The repository contains unit tests for the C++ and Python code, and can be found under the `test/` and `python/test` folder.

The tests are currently run through the CI using Github Actions. It uses the images found in `docker-builders/`.

In order to minimise hardware requirements the tests can run without a GPU, directly in the CPU using [Swiftshader](https://github.com/google/swiftshader).

For more information on how the CI and tests are setup, you can go to the [CI, Docker and Tests Section](https://kompute.cc/overview/ci-tests.html) in the documentation.

## Motivations

This project started after seeing that a lot of new and renowned ML & DL projects like Pytorch, Tensorflow, Alibaba DNN, Tencent NCNN - among others - have either integrated or are looking to integrate the Vulkan SDK to add mobile (and cross-vendor) GPU support.

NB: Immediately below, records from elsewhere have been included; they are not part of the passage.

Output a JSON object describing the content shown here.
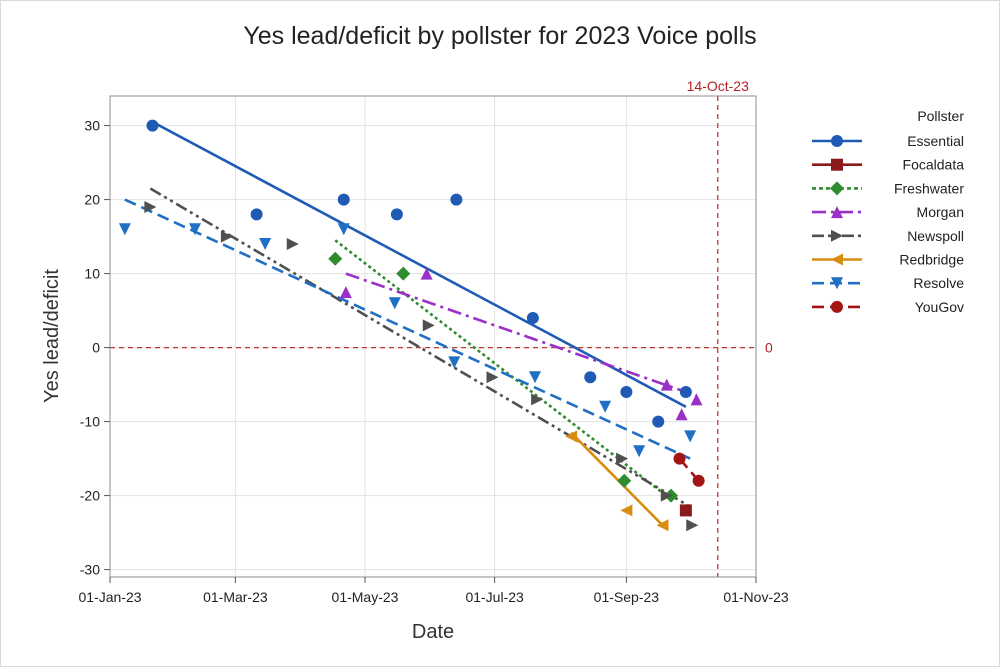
{
  "chart_data": {
    "type": "scatter",
    "title": "Yes lead/deficit by pollster for 2023 Voice polls",
    "xlabel": "Date",
    "ylabel": "Yes lead/deficit",
    "x_ticks": [
      "01-Jan-23",
      "01-Mar-23",
      "01-May-23",
      "01-Jul-23",
      "01-Sep-23",
      "01-Nov-23"
    ],
    "x_tick_dates": [
      "2023-01-01",
      "2023-03-01",
      "2023-05-01",
      "2023-07-01",
      "2023-09-01",
      "2023-11-01"
    ],
    "y_ticks": [
      30,
      20,
      10,
      0,
      -10,
      -20,
      -30
    ],
    "xlim": [
      "2023-01-01",
      "2023-11-01"
    ],
    "ylim": [
      -31,
      34
    ],
    "grid": true,
    "legend_title": "Pollster",
    "legend_position": "right",
    "reference_lines": [
      {
        "axis": "x",
        "value": "2023-10-14",
        "label": "14-Oct-23",
        "color": "#c0392b"
      },
      {
        "axis": "y",
        "value": 0,
        "label": "0",
        "color": "#c0392b"
      }
    ],
    "series": [
      {
        "name": "Essential",
        "color": "#1f5bb5",
        "marker": "circle",
        "dash": "solid",
        "points": [
          [
            "2023-01-21",
            30
          ],
          [
            "2023-03-11",
            18
          ],
          [
            "2023-04-21",
            20
          ],
          [
            "2023-05-16",
            18
          ],
          [
            "2023-06-13",
            20
          ],
          [
            "2023-07-19",
            4
          ],
          [
            "2023-08-15",
            -4
          ],
          [
            "2023-09-01",
            -6
          ],
          [
            "2023-09-16",
            -10
          ],
          [
            "2023-09-29",
            -6
          ]
        ],
        "trend": [
          [
            "2023-01-21",
            30.5
          ],
          [
            "2023-09-29",
            -8
          ]
        ]
      },
      {
        "name": "Focaldata",
        "color": "#8b1a1a",
        "marker": "square",
        "dash": "solid",
        "points": [
          [
            "2023-09-29",
            -22
          ]
        ],
        "trend": []
      },
      {
        "name": "Freshwater",
        "color": "#2e8b2e",
        "marker": "diamond",
        "dash": "dot",
        "points": [
          [
            "2023-04-17",
            12
          ],
          [
            "2023-05-19",
            10
          ],
          [
            "2023-08-31",
            -18
          ],
          [
            "2023-09-22",
            -20
          ]
        ],
        "trend": [
          [
            "2023-04-17",
            14.5
          ],
          [
            "2023-09-22",
            -20.5
          ]
        ]
      },
      {
        "name": "Morgan",
        "color": "#9b30c8",
        "marker": "triangle-up",
        "dash": "dashdot",
        "points": [
          [
            "2023-04-22",
            7.5
          ],
          [
            "2023-05-30",
            10
          ],
          [
            "2023-09-20",
            -5
          ],
          [
            "2023-09-27",
            -9
          ],
          [
            "2023-10-04",
            -7
          ]
        ],
        "trend": [
          [
            "2023-04-22",
            10
          ],
          [
            "2023-10-04",
            -6.5
          ]
        ]
      },
      {
        "name": "Newspoll",
        "color": "#505050",
        "marker": "triangle-right",
        "dash": "dashdotdot",
        "points": [
          [
            "2023-01-20",
            19
          ],
          [
            "2023-02-25",
            15
          ],
          [
            "2023-03-28",
            14
          ],
          [
            "2023-05-31",
            3
          ],
          [
            "2023-06-30",
            -4
          ],
          [
            "2023-07-21",
            -7
          ],
          [
            "2023-08-30",
            -15
          ],
          [
            "2023-09-20",
            -20
          ],
          [
            "2023-10-02",
            -24
          ]
        ],
        "trend": [
          [
            "2023-01-20",
            21.5
          ],
          [
            "2023-10-01",
            -21.5
          ]
        ]
      },
      {
        "name": "Redbridge",
        "color": "#d98c0f",
        "marker": "triangle-left",
        "dash": "solid",
        "points": [
          [
            "2023-08-06",
            -12
          ],
          [
            "2023-09-01",
            -22
          ],
          [
            "2023-09-18",
            -24
          ]
        ],
        "trend": [
          [
            "2023-08-06",
            -11.5
          ],
          [
            "2023-09-18",
            -24
          ]
        ]
      },
      {
        "name": "Resolve",
        "color": "#1f6fc5",
        "marker": "triangle-down",
        "dash": "dash",
        "points": [
          [
            "2023-01-08",
            16
          ],
          [
            "2023-02-10",
            16
          ],
          [
            "2023-03-15",
            14
          ],
          [
            "2023-04-21",
            16
          ],
          [
            "2023-05-15",
            6
          ],
          [
            "2023-06-12",
            -2
          ],
          [
            "2023-07-20",
            -4
          ],
          [
            "2023-08-22",
            -8
          ],
          [
            "2023-09-07",
            -14
          ],
          [
            "2023-10-01",
            -12
          ]
        ],
        "trend": [
          [
            "2023-01-08",
            20
          ],
          [
            "2023-10-01",
            -15
          ]
        ]
      },
      {
        "name": "YouGov",
        "color": "#a31515",
        "marker": "circle",
        "dash": "dash",
        "points": [
          [
            "2023-09-26",
            -15
          ],
          [
            "2023-10-05",
            -18
          ]
        ],
        "trend": [
          [
            "2023-09-26",
            -15
          ],
          [
            "2023-10-05",
            -18
          ]
        ]
      }
    ]
  }
}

The Vulkan SDK offers a great low level interface that enables for highly specialized optimizations - however it comes at a cost of highly verbose code which requires 500-2000 lines of code to even begin writing application code. This has resulted in each of these projects having to implement the same baseline to abstract the non-compute related features of Vulkan. This large amount of non-standardised boiler-plate can result in limited knowledge transfer, higher chance of unique framework implementation bugs being introduced, etc.

We are currently developing Vulkan Kompute not to hide the Vulkan SDK interface (as it's incredibly well designed) but to augment it with a direct focus on Vulkan's GPU computing capabilities. [This article](https://towardsdatascience.com/machine-learning-and-data-processing-in-the-gpu-with-vulkan-kompute-c9350e5e5d3a) provides a high level overview of the motivations of Kompute, together with a set of hands on examples that introduce both GPU computing as well as the core Vulkan Kompute architecture.